Wednesday, 30 May 2007

The end of the Records Manager as 'Philosopher King'?

Colleagues who attended the Gartner Symposium IT XPO in Barcelona brought back some fascinating stuff. Not least of which was the text of a presentation by Brian Burke a research analyst at Garter entitled Architecting for Emergence: New Game, New Rules. His paper charts the decline of the hierarchical, structured enterprise architecture and what we are now seeing in terms of its replacement by emergent systems.

I won't attempt to summarise his entire paper, but the following quote perhaps gives a pretty clear flavour of the crux of his argument:

"increasingly technology is becoming the catalyst for emergent behaviour where individuals motivated by differing goals interact to create a higher level of intelligence without the benefits of hierarchical structure. In all these structures there are clear rules that limit behaviour but do not dictate evolution"

At the outset of his paper he makes the historical comparison between Plato's concept of 'Philosopher Kings' (highly educated & solely possessed of the ability to understand abstract representations of classes of object) and enterprise architects. Plato believed the ruling class of Philosopher Kings to be an integral part of the way in which a belevolent dicatatorship functions. Burke argues that the modern enterprise is a belevolent dictatorship and that imposing such a centralised 'command and control' structure on its workers stiffles creativity and innovation and severely limits effective decision making.

To my mind Records Managers can equally be described as Philosopher Kings with the same penchant for imposing as many structures, restraints and rules on users as it possibly can. This may be for what we would argue are sound and justified reasons, but this does not lessen the burden it places on users, nor the resentment it causes.

Nor, and here is the really important part, is it scalable. We are living in an exponential age where information is now measured in terabytes and users are beginning to make increasing use of a plethora of systems to create and manipulate information. Furthermore, many of these systems are now hosted and made available by external service providers and are rapidly beginning to take over the role once performed by 'corporate' systems (for example academics preferring to use Facebook to contact their students, rather than the institutional Virtual Learning Environment or using Flickr to store photographs rather than an institutional repository).

Old style 'command and control' records management can't cope with this. What weight will arguments about retention management to save resources have when Google and others are promising to host all of your documents for ever for free? Besides, how are users supposed to apply series-level retention schedules and micro-appraise such vast volumes of data? Most of the assumptions on which the theory is based no longer apply. Equally it is futile to think the best solution is simply to ban staff from using such systems and naive to think it will never affect the organisation you work for, regardless of the sector it is in. Emergent systems and Web 2.0 are here to stay. If records management wants to remain relevant we are going to have to rethink our existing role as an enthusiastic part of the benevolent dictatorship and start considering how we can continue to play an important and meaningful role in the mangement of information in a very different future.

6 comments:

AJ said...

I cannot agree more with your sentiments on Records Management. In my opinion, as we move into a more "electronic" records environment the existing records management models for managing records will not work. I have stated to Records Managers that I know that they must re-invent themselves or see their vocation die. Staff want to be empowered to manage their own information and they do not want to have to seek Records assistance to find and retrieve this information which is the case at the moment to access paper-based records. This means the traditional barriers to information access erected by Records staff must be removed and most definately cannot be re-applied in the electronic systems used by business staff.

Tasha said...

The word Steve is unfamiliar with is "compliance". Modern records managers can be viewed as legal counsel with respect to the records-related issues. They are not inventing inconvenient rules for their own fun (as Steve thinks), they are protecting the enterprise from litigation and other "pleasant" things.

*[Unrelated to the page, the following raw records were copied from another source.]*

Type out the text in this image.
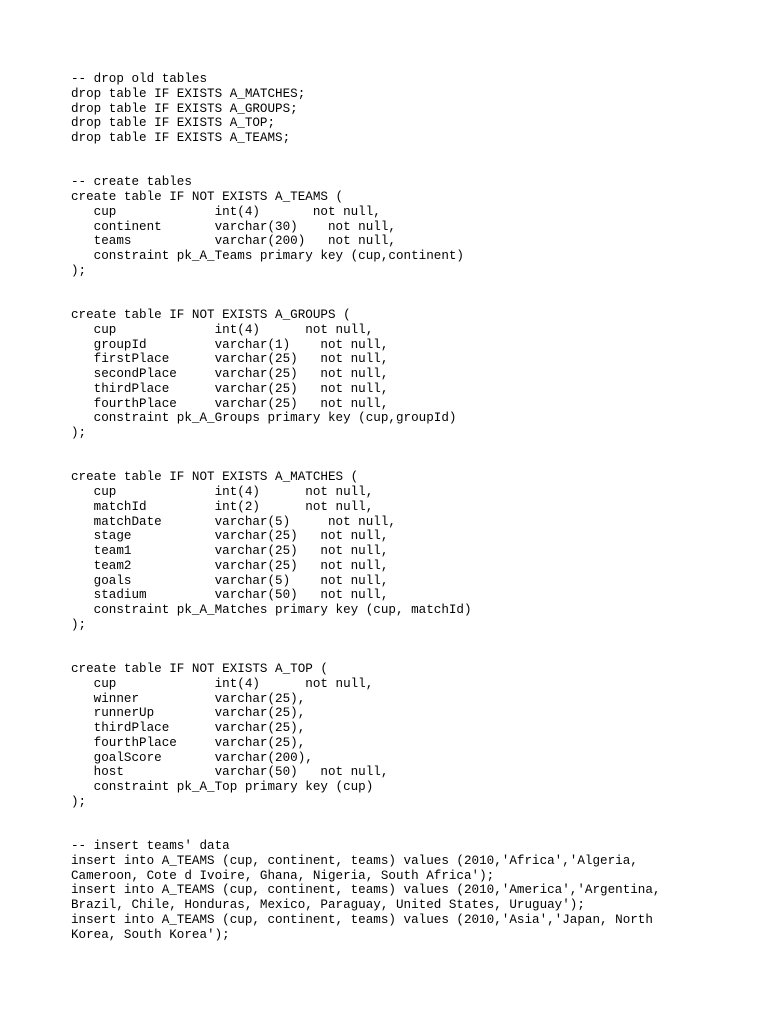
-- drop old tables
drop table IF EXISTS A_MATCHES;
drop table IF EXISTS A_GROUPS;
drop table IF EXISTS A_TOP;
drop table IF EXISTS A_TEAMS;
-- create tables
create table IF NOT EXISTS A_TEAMS (
cup             int(4)       not null,
continent       varchar(30)    not null,
teams           varchar(200)   not null,
constraint pk_A_Teams primary key (cup,continent)
);
create table IF NOT EXISTS A_GROUPS (
cup             int(4)      not null,
groupId         varchar(1)    not null,
firstPlace      varchar(25)   not null,
secondPlace     varchar(25)   not null,
thirdPlace      varchar(25)   not null,
fourthPlace     varchar(25)   not null,
constraint pk_A_Groups primary key (cup,groupId)
);
create table IF NOT EXISTS A_MATCHES (
cup             int(4)      not null,
matchId         int(2)      not null,
matchDate       varchar(5)     not null,
stage           varchar(25)   not null,
team1           varchar(25)   not null,
team2           varchar(25)   not null,
goals           varchar(5)    not null,
stadium         varchar(50)   not null,
constraint pk_A_Matches primary key (cup, matchId)
);
create table IF NOT EXISTS A_TOP (
cup             int(4)      not null,
winner          varchar(25),
runnerUp        varchar(25),
thirdPlace      varchar(25),
fourthPlace     varchar(25),
goalScore       varchar(200),
host            varchar(50)   not null,
constraint pk_A_Top primary key (cup)
);
-- insert teams' data
insert into A_TEAMS (cup, continent, teams) values (2010,'Africa','Algeria,
Cameroon, Cote d Ivoire, Ghana, Nigeria, South Africa');
insert into A_TEAMS (cup, continent, teams) values (2010,'America','Argentina,
Brazil, Chile, Honduras, Mexico, Paraguay, United States, Uruguay');
insert into A_TEAMS (cup, continent, teams) values (2010,'Asia','Japan, North
Korea, South Korea');
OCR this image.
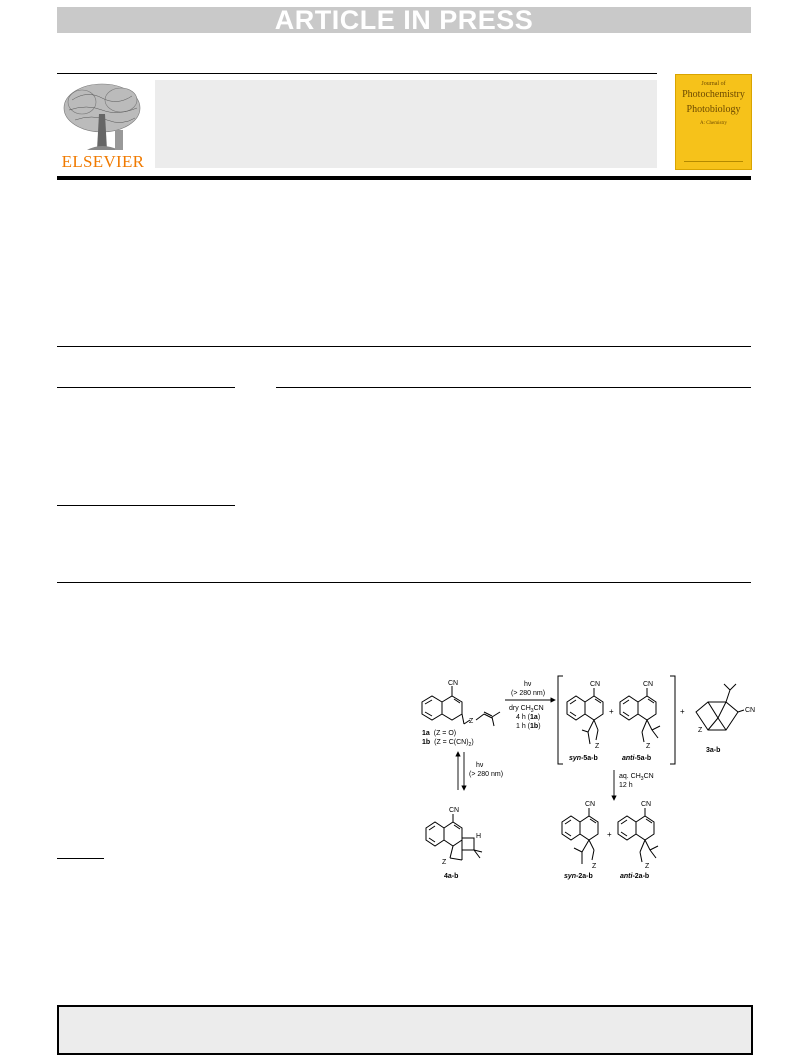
ARTICLE IN PRESS
ELSEVIER
Journal of
Photochemistry
Photobiology
A: Chemistry
CN
Z
1a (Z = O)
1b $(Z = C(CN)_2)$
hν
(> 280 nm)
dry $CH_3CN$
4 h (1a)
1 h (1b)
CN
Z
syn-5a-b
+
CN
Z
anti-5a-b
+	CN
Z
3a-b
hν
(> 280 nm)
CN
H
Z
4a-b
aq. $CH_3CN$
12 h
CN
Z
syn-2a-b
+
CN
Z
anti-2a-b
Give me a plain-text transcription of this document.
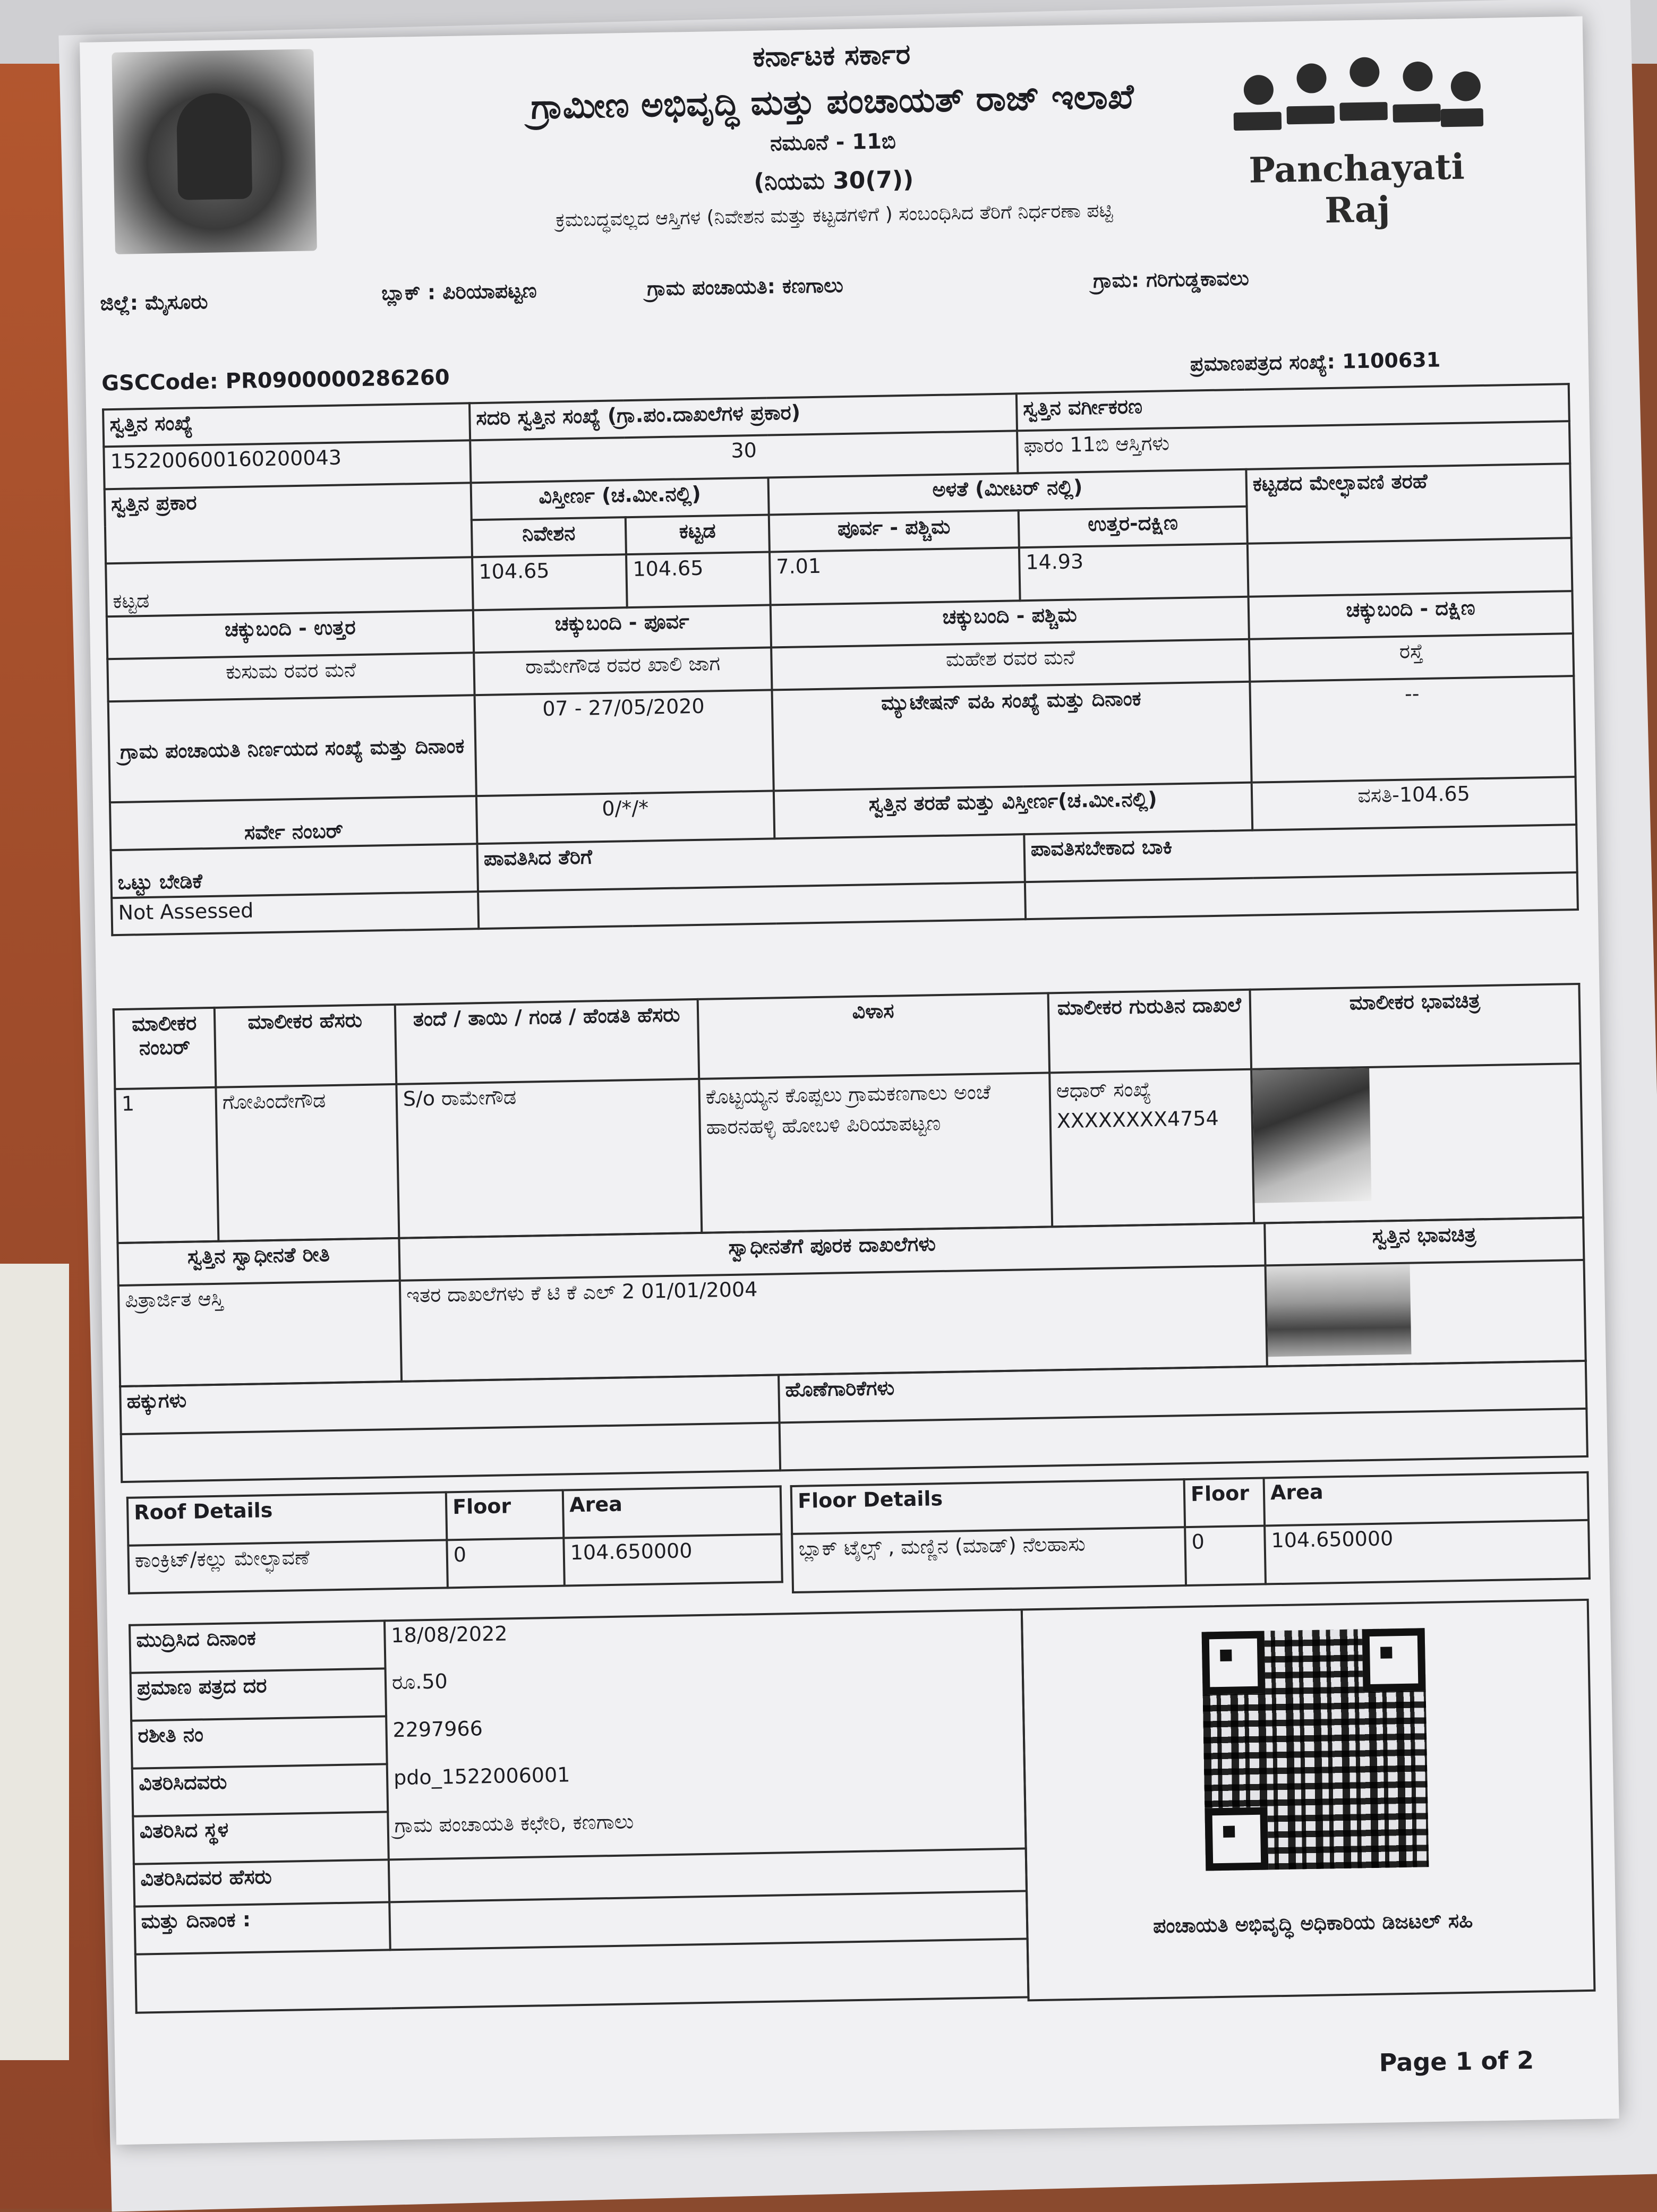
ಕರ್ನಾಟಕ ಸರ್ಕಾರ
ಗ್ರಾಮೀಣ ಅಭಿವೃದ್ಧಿ ಮತ್ತು ಪಂಚಾಯತ್ ರಾಜ್ ಇಲಾಖೆ
ನಮೂನೆ - 11ಬಿ
(ನಿಯಮ 30(7))
ಕ್ರಮಬದ್ಧವಲ್ಲದ ಆಸ್ತಿಗಳ (ನಿವೇಶನ ಮತ್ತು ಕಟ್ಟಡಗಳಿಗೆ ) ಸಂಬಂಧಿಸಿದ ತೆರಿಗೆ ನಿರ್ಧರಣಾ ಪಟ್ಟಿ
Panchayati Raj
ಜಿಲ್ಲೆ: ಮೈಸೂರು	ಬ್ಲಾಕ್ : ಪಿರಿಯಾಪಟ್ಟಣ	ಗ್ರಾಮ ಪಂಚಾಯತಿ: ಕಣಗಾಲು	ಗ್ರಾಮ: ಗರಿಗುಡ್ಡಕಾವಲು
GSCCode: PR0900000286260
ಪ್ರಮಾಣಪತ್ರದ ಸಂಖ್ಯೆ: 1100631
ಸ್ವತ್ತಿನ ಸಂಖ್ಯೆ	ಸದರಿ ಸ್ವತ್ತಿನ ಸಂಖ್ಯೆ (ಗ್ರಾ.ಪಂ.ದಾಖಲೆಗಳ ಪ್ರಕಾರ)			ಸ್ವತ್ತಿನ ವರ್ಗೀಕರಣ	
152200600160200043	30			ಫಾರಂ 11ಬಿ ಆಸ್ತಿಗಳು	
ಸ್ವತ್ತಿನ ಪ್ರಕಾರ	ವಿಸ್ತೀರ್ಣ (ಚ.ಮೀ.ನಲ್ಲಿ)		ಅಳತೆ (ಮೀಟರ್ ನಲ್ಲಿ)		ಕಟ್ಟಡದ ಮೇಲ್ಛಾವಣಿ ತರಹೆ
	ನಿವೇಶನ	ಕಟ್ಟಡ	ಪೂರ್ವ - ಪಶ್ಚಿಮ	ಉತ್ತರ-ದಕ್ಷಿಣ	
ಕಟ್ಟಡ	104.65	104.65	7.01	14.93	
ಚಕ್ಕುಬಂದಿ - ಉತ್ತರ	ಚಕ್ಕುಬಂದಿ - ಪೂರ್ವ		ಚಕ್ಕುಬಂದಿ - ಪಶ್ಚಿಮ		ಚಕ್ಕುಬಂದಿ - ದಕ್ಷಿಣ
ಕುಸುಮ ರವರ ಮನೆ	ರಾಮೇಗೌಡ ರವರ ಖಾಲಿ ಜಾಗ		ಮಹೇಶ ರವರ ಮನೆ		ರಸ್ತೆ
ಗ್ರಾಮ ಪಂಚಾಯತಿ ನಿರ್ಣಯದ ಸಂಖ್ಯೆ ಮತ್ತು ದಿನಾಂಕ	07 - 27/05/2020		ಮ್ಯುಟೇಷನ್ ವಹಿ ಸಂಖ್ಯೆ ಮತ್ತು ದಿನಾಂಕ		--
ಸರ್ವೇ ನಂಬರ್	0/*/*		ಸ್ವತ್ತಿನ ತರಹೆ ಮತ್ತು ವಿಸ್ತೀರ್ಣ(ಚ.ಮೀ.ನಲ್ಲಿ)		ವಸತಿ-104.65
ಒಟ್ಟು ಬೇಡಿಕೆ	ಪಾವತಿಸಿದ ತೆರಿಗೆ			ಪಾವತಿಸಬೇಕಾದ ಬಾಕಿ	
Not Assessed					
ಮಾಲೀಕರ ನಂಬರ್	ಮಾಲೀಕರ ಹೆಸರು	ತಂದೆ / ತಾಯಿ / ಗಂಡ / ಹೆಂಡತಿ ಹೆಸರು	ವಿಳಾಸ	ಮಾಲೀಕರ ಗುರುತಿನ ದಾಖಲೆ	ಮಾಲೀಕರ ಭಾವಚಿತ್ರ
1	ಗೋಪಿಂದೇಗೌಡ	S/o ರಾಮೇಗೌಡ	ಕೊಟ್ಟಯ್ಯನ ಕೊಪ್ಪಲು ಗ್ರಾಮಕಣಗಾಲು ಅಂಚೆ ಹಾರನಹಳ್ಳಿ ಹೋಬಳಿ ಪಿರಿಯಾಪಟ್ಟಣ	ಆಧಾರ್ ಸಂಖ್ಯೆ
XXXXXXXX4754	

ಸ್ವತ್ತಿನ ಸ್ವಾಧೀನತೆ ರೀತಿ	ಸ್ವಾಧೀನತೆಗೆ ಪೂರಕ ದಾಖಲೆಗಳು	ಸ್ವತ್ತಿನ ಭಾವಚಿತ್ರ
ಪಿತ್ರಾರ್ಜಿತ ಆಸ್ತಿ	ಇತರ ದಾಖಲೆಗಳು ಕೆ ಟಿ ಕೆ ಎಲ್ 2 01/01/2004	
ಹಕ್ಕುಗಳು	ಹೊಣೆಗಾರಿಕೆಗಳು

Roof Details	Floor	Area
ಕಾಂಕ್ರಿಟ್/ಕಲ್ಲು ಮೇಲ್ಛಾವಣೆ	0	104.650000
Floor Details	Floor	Area
ಬ್ಲಾಕ್ ಟೈಲ್ಸ್ , ಮಣ್ಣಿನ (ಮಾಡ್) ನೆಲಹಾಸು	0	104.650000
ಮುದ್ರಿಸಿದ ದಿನಾಂಕ	18/08/2022
ಪ್ರಮಾಣ ಪತ್ರದ ದರ	ರೂ.50
ರಶೀತಿ ನಂ	2297966
ವಿತರಿಸಿದವರು	pdo_1522006001
ವಿತರಿಸಿದ ಸ್ಥಳ	ಗ್ರಾಮ ಪಂಚಾಯತಿ ಕಛೇರಿ, ಕಣಗಾಲು
ವಿತರಿಸಿದವರ ಹೆಸರು	
ಮತ್ತು ದಿನಾಂಕ :		ಪಂಚಾಯತಿ ಅಭಿವೃದ್ಧಿ ಅಧಿಕಾರಿಯ ಡಿಜಟಲ್ ಸಹಿ
Page 1 of 2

Steve asks, "What weight will arguments about retention management ... have ... ?" With proper support from senior management, the offenders will be fired. IMHO it is convincing enough.

To amanda: what the staff desires, is not necessarily the right thing to do. Restrictions (especially the ones connected with security) will stay and will get tougher.

Anonymous said...

The primary purpose of records management in this age of compliance and new rules for discovery of electronic records is not to assure records retention but rather to assure records destruction of any record that is not legally required to be maintained and has no clear business use. It is not a storage cost issue, it is a legal review cost issue: $500/hour lawyers cost considerably more than 500 GB drives

Anonymous said...

The records Or information "Records Management" is concerned about, are the assets and regulatory obligations of the company, not of individual employees.
If the previous employee used public, freely available Web 2.0 services to manage company business records.
What happens to the company when an employee leaves OR even suddenly dies ! How will the next guy pick up the pieces ? So that the show can go on. This cannot be the answer.
The solution may be in making the same ease of use available in enterprise class services. My personal impression is thats where we are heading.